Haldane scratched his head and said that in his opinion the other side of the hill ought to prove a better vantage-point; but he didn’t know what was on the other side and therefore might be wrong. Stray bullets were passing overhead and I refused to move until he found where he was going. As there was nobody in sight, I admit it offered a problem; nevertheless, I was unprepared for the Professor’s quick solution. “You wait here,” he said, and before I could stop him he ran up the slope and disappeared down the other side.

I stood alone in the trench and wondered why I had ever come to Spain. I could hear the long swish of shells overhead and the explosions as they fell in the distance. Bullets whined past and I ducked my head again and again, although I’d been carefully instructed that when you hear the whine, you’re safe.

The sun had gone behind a cloud and it was getting cold. I looked up and down the deserted line and wondered if the Professor would ever find his way back. Suddenly there was an explosion and twenty yards in front of me the earth shot up in a fountain. I went down on the ground as dirt and stones sprayed the air. When I found I was still intact I got up and tried to wipe the mud off my clothes with a handkerchief. Just then I heard someone whistling a tune and I looked up to see an officer approaching. He was a jaunty little man with a forage cap tilted over one eye. He spoke Spanish, but, when I said I couldn’t understand, broke into a jumble of French.

“This is no place to stand, Mademoiselle. They are throwing trench mortars.”

I told him he’d never spoken a truer word and explained my predicament. He laughed and told me to follow him. “Don’t worry: I’ll find your friend—dead or alive.”

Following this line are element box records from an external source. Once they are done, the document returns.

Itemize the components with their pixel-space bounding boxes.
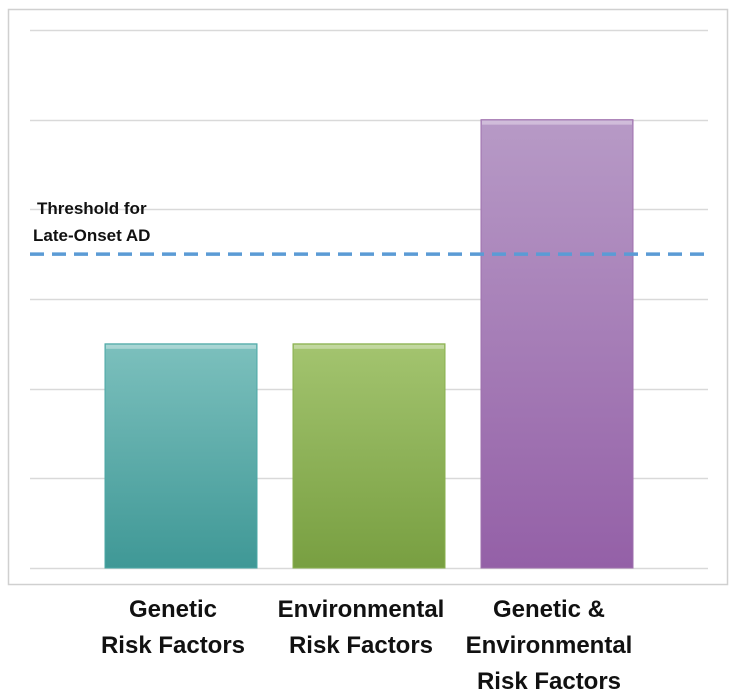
category-label-1: Genetic Risk Factors: [101, 596, 245, 659]
threshold: Threshold for Late-Onset AD: [30, 199, 708, 256]
category-label-2: Environmental Risk Factors: [278, 596, 445, 659]
bar-3-highlight: [482, 120, 632, 125]
bar-2: [292, 343, 446, 569]
bar-3: [480, 119, 634, 569]
bar-2-highlight: [294, 344, 444, 349]
category-label-3: Genetic & Environmental Risk Factors: [466, 596, 633, 695]
bars: [104, 119, 634, 569]
bar-1: [104, 343, 258, 569]
bar-1-highlight: [106, 344, 256, 349]
threshold-label: Threshold for Late-Onset AD: [33, 199, 150, 245]
category-labels: Genetic Risk Factors Environmental Risk Fac…: [101, 596, 632, 695]
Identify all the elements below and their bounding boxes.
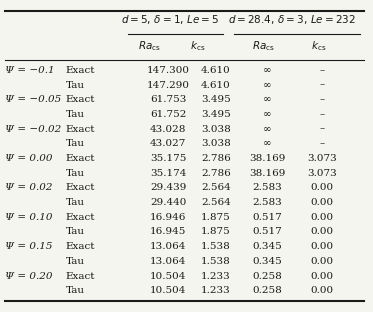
Text: 147.300: 147.300 [147, 66, 189, 75]
Text: Ψ = 0.10: Ψ = 0.10 [5, 213, 53, 222]
Text: 0.00: 0.00 [310, 242, 333, 251]
Text: 10.504: 10.504 [150, 286, 186, 295]
Text: Ψ = 0.02: Ψ = 0.02 [5, 183, 53, 193]
Text: 4.610: 4.610 [201, 80, 231, 90]
Text: 13.064: 13.064 [150, 242, 186, 251]
Text: 2.564: 2.564 [201, 198, 231, 207]
Text: 2.786: 2.786 [201, 169, 231, 178]
Text: 10.504: 10.504 [150, 271, 186, 280]
Text: –: – [319, 139, 325, 149]
Text: Tau: Tau [66, 227, 85, 236]
Text: Ψ = −0.02: Ψ = −0.02 [5, 125, 61, 134]
Text: 2.564: 2.564 [201, 183, 231, 193]
Text: Tau: Tau [66, 198, 85, 207]
Text: 1.233: 1.233 [201, 286, 231, 295]
Text: 2.583: 2.583 [252, 198, 282, 207]
Text: 38.169: 38.169 [249, 169, 285, 178]
Text: Exact: Exact [66, 271, 95, 280]
Text: 0.00: 0.00 [310, 286, 333, 295]
Text: 1.538: 1.538 [201, 242, 231, 251]
Text: Ψ = −0.05: Ψ = −0.05 [5, 95, 61, 104]
Text: $k_{\rm cs}$: $k_{\rm cs}$ [311, 39, 326, 53]
Text: 0.517: 0.517 [252, 227, 282, 236]
Text: 43.028: 43.028 [150, 125, 186, 134]
Text: Ψ = 0.20: Ψ = 0.20 [5, 271, 53, 280]
Text: ∞: ∞ [263, 125, 271, 134]
Text: $d=28.4,\,\delta=3,\,Le=232$: $d=28.4,\,\delta=3,\,Le=232$ [228, 13, 355, 27]
Text: Exact: Exact [66, 66, 95, 75]
Text: –: – [319, 80, 325, 90]
Text: 29.439: 29.439 [150, 183, 186, 193]
Text: Exact: Exact [66, 154, 95, 163]
Text: Exact: Exact [66, 95, 95, 104]
Text: 0.00: 0.00 [310, 183, 333, 193]
Text: Tau: Tau [66, 80, 85, 90]
Text: 147.290: 147.290 [147, 80, 189, 90]
Text: Exact: Exact [66, 213, 95, 222]
Text: 3.073: 3.073 [307, 169, 337, 178]
Text: 35.174: 35.174 [150, 169, 186, 178]
Text: ∞: ∞ [263, 139, 271, 149]
Text: ∞: ∞ [263, 66, 271, 75]
Text: 0.345: 0.345 [252, 257, 282, 266]
Text: 38.169: 38.169 [249, 154, 285, 163]
Text: 61.752: 61.752 [150, 110, 186, 119]
Text: 35.175: 35.175 [150, 154, 186, 163]
Text: Ψ = −0.1: Ψ = −0.1 [5, 66, 55, 75]
Text: ∞: ∞ [263, 95, 271, 104]
Text: Tau: Tau [66, 257, 85, 266]
Text: 0.00: 0.00 [310, 271, 333, 280]
Text: Tau: Tau [66, 110, 85, 119]
Text: 4.610: 4.610 [201, 66, 231, 75]
Text: 3.038: 3.038 [201, 139, 231, 149]
Text: –: – [319, 95, 325, 104]
Text: Exact: Exact [66, 125, 95, 134]
Text: 1.538: 1.538 [201, 257, 231, 266]
Text: –: – [319, 110, 325, 119]
Text: 1.875: 1.875 [201, 227, 231, 236]
Text: ∞: ∞ [263, 80, 271, 90]
Text: 16.945: 16.945 [150, 227, 186, 236]
Text: Ψ = 0.15: Ψ = 0.15 [5, 242, 53, 251]
Text: 0.00: 0.00 [310, 213, 333, 222]
Text: ∞: ∞ [263, 110, 271, 119]
Text: –: – [319, 66, 325, 75]
Text: $Ra_{\rm cs}$: $Ra_{\rm cs}$ [138, 39, 161, 53]
Text: 1.233: 1.233 [201, 271, 231, 280]
Text: $d=5,\,\delta=1,\,Le=5$: $d=5,\,\delta=1,\,Le=5$ [121, 13, 219, 27]
Text: Tau: Tau [66, 169, 85, 178]
Text: Tau: Tau [66, 139, 85, 149]
Text: Exact: Exact [66, 183, 95, 193]
Text: 43.027: 43.027 [150, 139, 186, 149]
Text: 3.038: 3.038 [201, 125, 231, 134]
Text: Tau: Tau [66, 286, 85, 295]
Text: Ψ = 0.00: Ψ = 0.00 [5, 154, 53, 163]
Text: 1.875: 1.875 [201, 213, 231, 222]
Text: 3.495: 3.495 [201, 110, 231, 119]
Text: 0.00: 0.00 [310, 257, 333, 266]
Text: 0.345: 0.345 [252, 242, 282, 251]
Text: 2.786: 2.786 [201, 154, 231, 163]
Text: 29.440: 29.440 [150, 198, 186, 207]
Text: –: – [319, 125, 325, 134]
Text: 0.00: 0.00 [310, 227, 333, 236]
Text: 0.258: 0.258 [252, 286, 282, 295]
Text: 0.517: 0.517 [252, 213, 282, 222]
Text: 16.946: 16.946 [150, 213, 186, 222]
Text: 13.064: 13.064 [150, 257, 186, 266]
Text: $k_{\rm cs}$: $k_{\rm cs}$ [190, 39, 205, 53]
Text: 0.00: 0.00 [310, 198, 333, 207]
Text: Exact: Exact [66, 242, 95, 251]
Text: 61.753: 61.753 [150, 95, 186, 104]
Text: 3.073: 3.073 [307, 154, 337, 163]
Text: $Ra_{\rm cs}$: $Ra_{\rm cs}$ [252, 39, 275, 53]
Text: 0.258: 0.258 [252, 271, 282, 280]
Text: 3.495: 3.495 [201, 95, 231, 104]
Text: 2.583: 2.583 [252, 183, 282, 193]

He helped me over the slippery places with the air of a great cavalier and took my hand when we crawled through two dark tunnels; at last we came to a clearing. To the right of it was a white shack surrounded by trees and bushes and protected by a small hill.

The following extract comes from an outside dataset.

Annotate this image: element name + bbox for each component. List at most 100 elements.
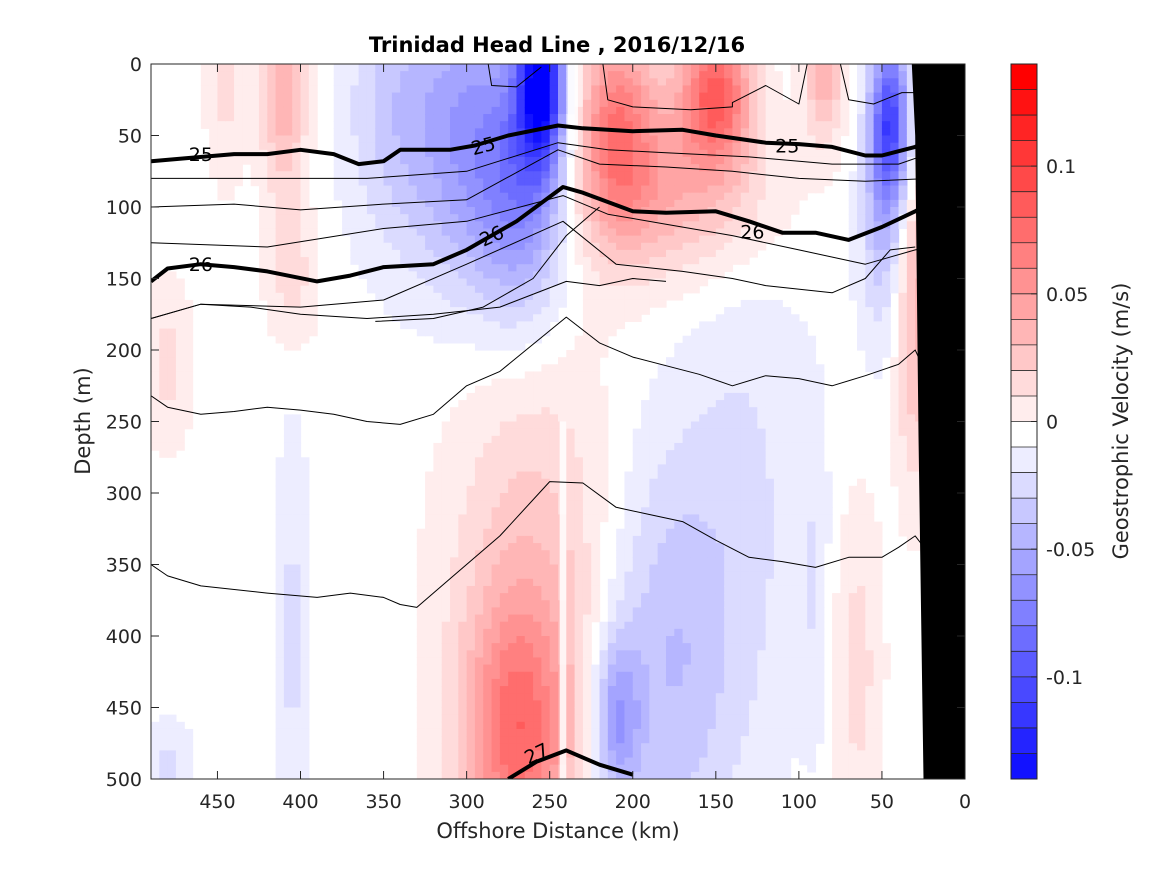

The room inside was crowded with soldiers. The blinds were drawn and the only light was a feeble bulb suspended from the ceiling. The lieutenant explained that I was an American writer who’d got lost in the trenches, and told them to look after me while he tried to find my friend. The soldiers grinned and all talked at once in Spanish I couldn’t understand. There was a small burner in the middle of the room, and one of them pulled a chair up and motioned me to dry myself beside the fire. I took off my shoes and someone wiped them with a rag. Another soldier pushed his way through the group and offered me a piece of stale bread; the others laughed and explained with empty hands it was all they had to offer.

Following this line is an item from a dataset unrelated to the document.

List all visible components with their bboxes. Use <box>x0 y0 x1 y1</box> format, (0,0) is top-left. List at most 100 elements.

Half an hour later the lieutenant reappeared and said he had found the Professor. While I was shaking hands all round they told the lieutenant to apologize for the poor hospitality, and one of them asked if I were going to write about them in an article. When I nodded a tall soldier standing near the door, obviously an accepted wit, said to be sure to say that they liked fighting Fascists a good deal better than their grandfathers had liked fighting Americans. And did I think the United States would send some guns and planes to show what a fine new friendship it had turned out to be? Everybody laughed and I followed the lieutenant out of the door amid a farewell of Salud.

Once again we crawled through the trenches and finally came to a small dug-out. Inside, two soldiers were lying on a cot eating rice from a battered tin plate; a wireless operator sat at a wooden table with earphones on his head, and in the middle, crouched on a low wooden stool drinking a bottle of wine, was the Professor. “Hullo,” he said affably,” where have you been hiding?”

He seemed to take my reappearance for granted and enthusiastically described the splendid view he had had of the Clinico. Apparently, for him, at any rate, the trip had been a great success.

The lieutenant led us through the communicating lines and finally set us on our way down the avenue. Before he said good-bye, he drew a bottle of gin from his pocket, gave the Professor a swig, then took one himself. With a parting salute, he disappeared back into the trenches again, whistling as he went.